Because what prompted the Ayatolla’s comment was, as he noted, perusing the piece "as we watch the tragic comedy of political stupidities unfold!" That, of course, was a few days before the delusional – but dangerous – MAGA maelstrom unleashed on the Capitol yesterday. It is perhaps also an illustrative diagnosis of a broken system, rigged long before the latest indecency that’s been the Trump phenomenon – and which status quo Joe neither can, nor means, to overhaul.

That discomfiting truth is reemphasized each time the president-elect nominates a new national security official for his incoming team. It hardly takes a prophet to predict the sort of characters Biden trusts to caretakers America’s imperium. Frankly, it barely even demands an assiduous researcher.

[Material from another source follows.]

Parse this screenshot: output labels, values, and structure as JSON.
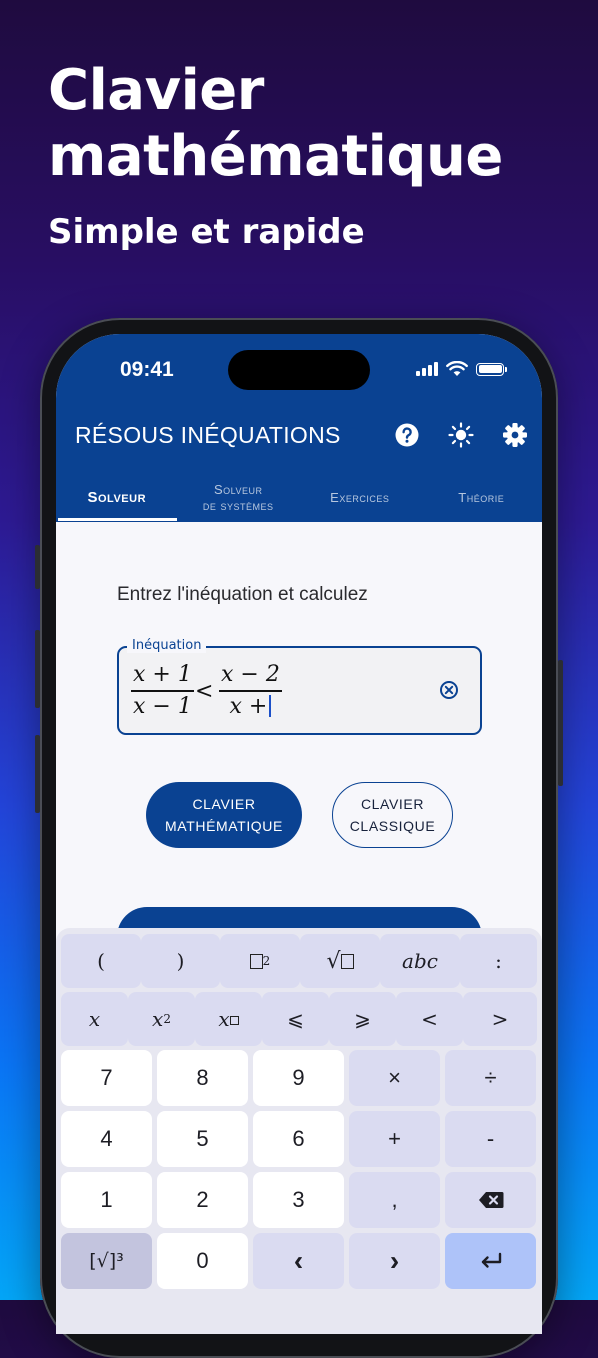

Rather, the only real qualification seems a masochistic willingness to pull the same old threads and discover the old same disappointing interest-conflict certainties. And, in one sense, that’s no small thing – such commitment in the face of near-certain chagrin.

It recalls my own glutton for punishment guilty pleasure: true crime murder (non-)mysteries. Call me crazy but I find myself repeatedly rooting for the husband not to be the killer whenever a woman ends up dead, knowing full well he almost always is. Just for change. And, appalling as the ongoing epidemic of violence against women is – and probably something one shouldn’t wager even mental TV bets on – the seemingly eternal bipartisan appointment of war-industry shills custom-made and meticulously trained to implement endless war, augurs even higher body counts. And the hits just keep on coming with Biden’s bunch.

I’d scarcely finished a critical analysis of the probable first female deputy defense secretary, Kathleen Hicks, when I awoke to Wednesday’s news that Uncle Joe had called up three more problematic prospects from the military-industrial complex minors. The three veterans headed back up to the show are Jon Finer, for deputy national security adviser; Wendy Sherman, for deputy secretary of state; and worst of all, Victoria Nuland, as under secretary of state for political affairs.

All are Obama Administration alumni; each worked for former Secretary of State John Kerry at one time or another. These are steady hands, experienced presiders over perennial war – capable company men to captain a systemic ship headed straight for a republic-shattering iceberg. Biden has entrusted them with the middle-management they know. Yet they’ve neither the mandate, mindset, nor skillset to turn this suicide machine around. One fears their fate lies – F. Scott Fitzgerald-style – in their personal and professional backstories.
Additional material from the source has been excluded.